Now we are all familiar with the requirements to get a mortgage. We have to prove our ability to pay with proof of funds on hand, income statements, statements of expenditures and so on. But this evidence of ability to pay becomes impossible to track when one speaks of a securtized debt instrument covering hundreds or thousands of mortgages. Thus there is no way to rate the issuer of a securitized debt instrument. One has to rely on general results for these loans and repayment of mortgages has a good record, generally.

Rating the issuer is important since that sets the price of the bond, i.e. the interest rate, which in turn yields the value of the bond. Since there is no way to rate the many issuers or borrowers involved in a securitized debt instrument, there is no way to value the bond this way. And here is where the problems began.

Since analists were not able to rate, and thus value, securitized debt in the normal way, they were left to finding indirect ways to value the bonds. They chose to do this by looking at the undelying collaterall of the bonds, in the case of mortgages, the properties involved. But since they could not see all the properties represented by a given securitized debt bond, they looked at the overall property market.

The important thing to remember here is that these analists began to sharply devalue the securitied debt instruments as soon as prices in the property market began to fall. They did not wait to see how this affected payment of the mortgages. They began to devalue these bonds long before loan defaults and foreclosures began to rise. And they devalued these bonds as much as 90%. When they devalued these investments they caused losses for nearly all financial institutions, since they were all heavily invested in securitized debt. This in turn severly depressed balance sheets everywhere and the financial institutions were no longer able to lend. Enter the credit freeze that led to the recession.

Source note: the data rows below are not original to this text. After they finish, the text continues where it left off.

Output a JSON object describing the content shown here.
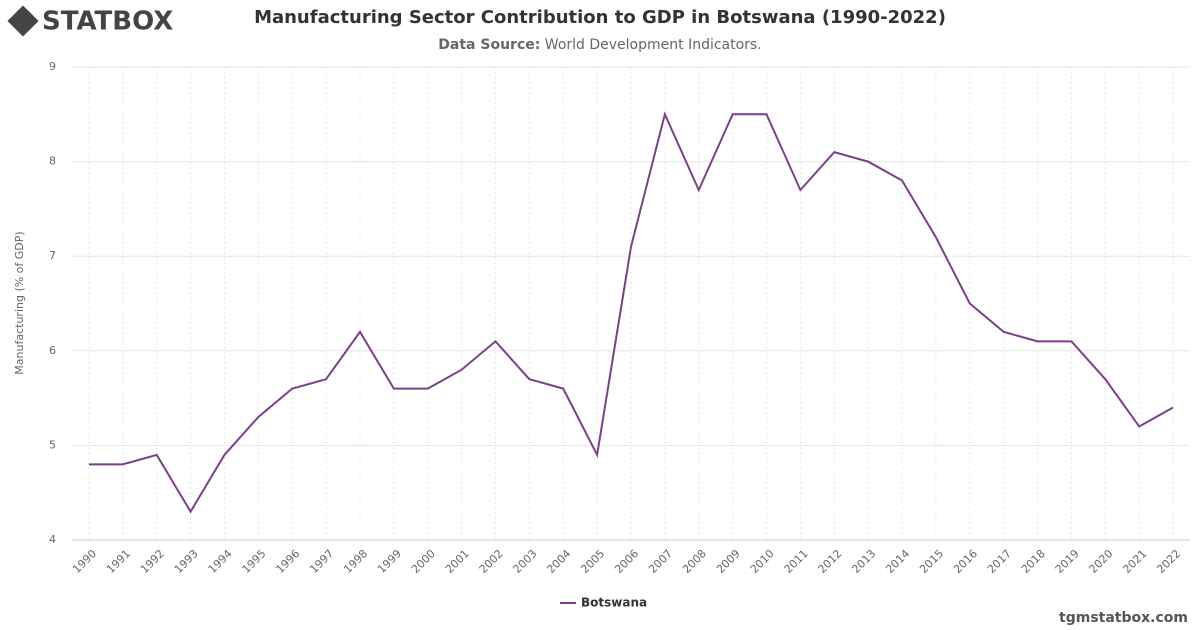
{
  "logo": "STATBOX",
  "footer": "tgmstatbox.com",
  "chart_data": {
    "type": "line",
    "title": "Manufacturing Sector Contribution to GDP in Botswana (1990-2022)",
    "subtitle_label": "Data Source:",
    "subtitle": "World Development Indicators.",
    "y_label": "Manufacturing (% of GDP)",
    "categories": [
      "1990",
      "1991",
      "1992",
      "1993",
      "1994",
      "1995",
      "1996",
      "1997",
      "1998",
      "1999",
      "2000",
      "2001",
      "2002",
      "2003",
      "2004",
      "2005",
      "2006",
      "2007",
      "2008",
      "2009",
      "2010",
      "2011",
      "2012",
      "2013",
      "2014",
      "2015",
      "2016",
      "2017",
      "2018",
      "2019",
      "2020",
      "2021",
      "2022"
    ],
    "series": [
      {
        "name": "Botswana",
        "color": "#7b3f8c",
        "values": [
          4.8,
          4.8,
          4.9,
          4.3,
          4.9,
          5.3,
          5.6,
          5.7,
          6.2,
          5.6,
          5.6,
          5.8,
          6.1,
          5.7,
          5.6,
          4.9,
          7.1,
          8.5,
          7.7,
          8.5,
          8.5,
          7.7,
          8.1,
          8.0,
          7.8,
          7.2,
          6.5,
          6.2,
          6.1,
          6.1,
          5.7,
          5.2,
          5.4
        ]
      }
    ],
    "ylim": [
      4,
      9
    ],
    "yticks": [
      4,
      5,
      6,
      7,
      8,
      9
    ],
    "grid": true
  }
}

Properly valued, the securitized debt should have been valued according to the borrowers’ ability and propensity to repay. But that was not done. No, they devalued the securitized debt because the property market went south. That makes about much sense as devaluing a bond issused by the water works because the level of the dam has fallen.

Since the propensity and ability to repay was not the immediate problem, the securitized debt should have been valued for its long term or maturity value. This is easily done by multiplying balance due by the interest rate by the number of payments left and subtracting the loss to foreclosures or total defaults.

Fortunately the Feds recognized the mistake being made in valuations of securitized debt. The immediate reponse to the near total collapse of our financial system last October was the TARP program. At first the idea was to buy securitized debt from banks and thus take them off their balance sheets. But that was dropped when the Feds realized that this was a lengthy way to do the job and turned to injecting the TARP funds directly into banks to correct their balance sheets.

The plan worked. We averted the collapse of our financial system. More importantly, my position that the problem was caused, not by securitized debt per se, but by the erroneous devaluation of these investments, was proven true by the banks being able to repay the TARP funds in a matter of a few months. Moreover, the famous “stress tests” administered to the major banks showed that they were not “stressed.” In other words, the securitized debt they held that had been savagely devalued, regained its true value.